2. Subversion of Sex-relations.—There is nothing more vital to the growth, even to the very existence, of a nation than the sex-relations which it favours by its laws, customs, and preferences. Upon these depend the processes of natural selection by which the number and the power of future generations are decided through inflexible rules. If these relations, as established by the fixed natural laws of species-perpetuation, are traversed by ignorance or wilful disobedience, nothing can prevent the injury to the physical strength and mental ability of the offspring.
Such subversions of the sex-relations may be presented under five headings:
(a) Premature and delayed marriage. (b) Abnormal forms of marriage. (c) Abstention from marriage through various causes. (d) Licentiousness. Divorce. (e) Diminution of natality. Infertility.
(a) Premature and Delayed Marriage.—Mr. Galton, in one of his thoughtful works, remarks: “An enormous effect upon the average natural ability of a race may be produced by influences which retard the average age of marriage or hasten it.” He has illustrated this by abundant examples now through his many writings familiar to the public, his general thesis being that the wisest policy for a nation is to retard the age of marriage among the weak and to hasten it among the vigorous classes.
This is, of course, to be construed within physiological lines; premature relations of the sexes, too early marriages, are disastrous in every respect. Statistics of European armies show that there is a far higher mortality and much more sickness among the soldiers who have married young than among single men of the same age. Certain Australian and South American tribes force their female children of immature age into marital relations, and to this is due the rapid decrease of their numbers.
(b) Abnormal Forms of Marriage.—Among early Semitic tribes, and to-day in parts of Tibet and India, the custom prevails of “polyandry,” in which one woman is the wife of several husbands. This sometimes arose from female infanticide, sometimes, as in Tibet, where all the brothers of a family have one wife in common, in order to preserve undivided the family property.[[2]]
[2]. [An obvious gap in the manuscript occurs at this point, but one which in no way affects the general argument of the author.—Editor.]
(c) Abstention from Marriage.—Mr. Galton has pointed out with great force the injury worked by sacerdotal celibacy in the history of European civilisation. The commendation of the single life in man or woman as “the better part” has been by no means confined to certain sects of Christianity. Long before that religion started, this sacrifice was enjoined on the priests of Cybele, the virgins of Vesta, the Egyptian ministrants, and many other officials in Old World rites; while in the New World not only were there houses of “nuns” among the Quechuas of Peru and the Mayas of Yucatan, but the priests in those cults and even the “medicine men” of rude Northern tribes were frequently vowed to perpetual and absolute chastity.
In the struggle of modern life, and also in the greater facility for the pursuit of pleasure, of self-culture or devotion to some cherished pursuit, the unmarried person has an advantage, and hence it is noted that marriage is either long delayed or wholly avoided. The division of a community along narrow social, financial, or religious lines greatly aids this isolation by narrowing the selection of partners for life. War, emigration, and the love of adventure prompt the males to desert remote and quiet localities, leaving the females in the majority and imbuing the males with a distaste for domestic pursuits.
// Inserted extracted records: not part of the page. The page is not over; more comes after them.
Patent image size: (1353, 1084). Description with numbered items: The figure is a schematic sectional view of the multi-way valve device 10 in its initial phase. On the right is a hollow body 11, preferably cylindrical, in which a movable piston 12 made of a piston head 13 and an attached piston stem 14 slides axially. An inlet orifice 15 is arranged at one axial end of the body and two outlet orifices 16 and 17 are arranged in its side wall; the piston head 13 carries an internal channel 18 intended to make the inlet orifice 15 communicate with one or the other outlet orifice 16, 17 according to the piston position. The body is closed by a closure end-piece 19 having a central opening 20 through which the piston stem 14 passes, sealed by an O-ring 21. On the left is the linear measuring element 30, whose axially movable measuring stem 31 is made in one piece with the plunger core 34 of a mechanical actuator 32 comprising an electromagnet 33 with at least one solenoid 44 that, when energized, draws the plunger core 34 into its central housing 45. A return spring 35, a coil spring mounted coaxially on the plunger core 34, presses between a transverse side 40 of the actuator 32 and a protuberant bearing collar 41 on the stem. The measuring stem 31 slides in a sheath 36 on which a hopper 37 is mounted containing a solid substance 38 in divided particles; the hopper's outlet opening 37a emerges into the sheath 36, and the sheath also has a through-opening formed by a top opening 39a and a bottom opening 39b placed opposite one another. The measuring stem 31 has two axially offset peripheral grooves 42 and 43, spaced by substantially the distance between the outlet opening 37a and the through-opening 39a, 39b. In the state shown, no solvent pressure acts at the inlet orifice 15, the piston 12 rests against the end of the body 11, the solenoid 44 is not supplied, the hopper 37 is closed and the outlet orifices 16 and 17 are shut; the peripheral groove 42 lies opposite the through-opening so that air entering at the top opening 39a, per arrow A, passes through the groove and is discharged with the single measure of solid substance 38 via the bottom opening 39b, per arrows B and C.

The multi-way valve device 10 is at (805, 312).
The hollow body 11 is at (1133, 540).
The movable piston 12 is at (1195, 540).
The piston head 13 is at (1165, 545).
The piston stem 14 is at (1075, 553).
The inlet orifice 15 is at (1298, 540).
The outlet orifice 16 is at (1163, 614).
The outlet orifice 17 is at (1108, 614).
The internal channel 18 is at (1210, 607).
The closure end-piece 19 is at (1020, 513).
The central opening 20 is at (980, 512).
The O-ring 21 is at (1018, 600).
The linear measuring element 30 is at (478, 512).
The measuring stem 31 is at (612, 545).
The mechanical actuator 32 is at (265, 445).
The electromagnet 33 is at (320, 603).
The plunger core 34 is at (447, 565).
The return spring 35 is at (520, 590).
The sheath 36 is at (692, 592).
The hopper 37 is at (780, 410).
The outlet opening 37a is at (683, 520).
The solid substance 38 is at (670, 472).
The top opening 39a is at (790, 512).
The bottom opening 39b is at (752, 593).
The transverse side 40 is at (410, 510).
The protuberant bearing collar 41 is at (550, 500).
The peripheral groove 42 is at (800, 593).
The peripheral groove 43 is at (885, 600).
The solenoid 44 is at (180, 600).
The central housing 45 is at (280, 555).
During the Crusades there were considerable areas in Europe where there was only one man left to seven women.
Students of psychopathic conditions have pointed out another and apparently growing cause of indifference to marriage,—that sentiment called “homosexuality,” an inversion of the sexual instinct toward one’s own sex. This may be innocent in action and emotion, when it means merely the preference for friendship in the same gender and a congenital indifference to sexual feelings; or it may progress to any degree of monosexual devotion, such as classic tradition attributed to the characters of Sappho and Heliogabalus.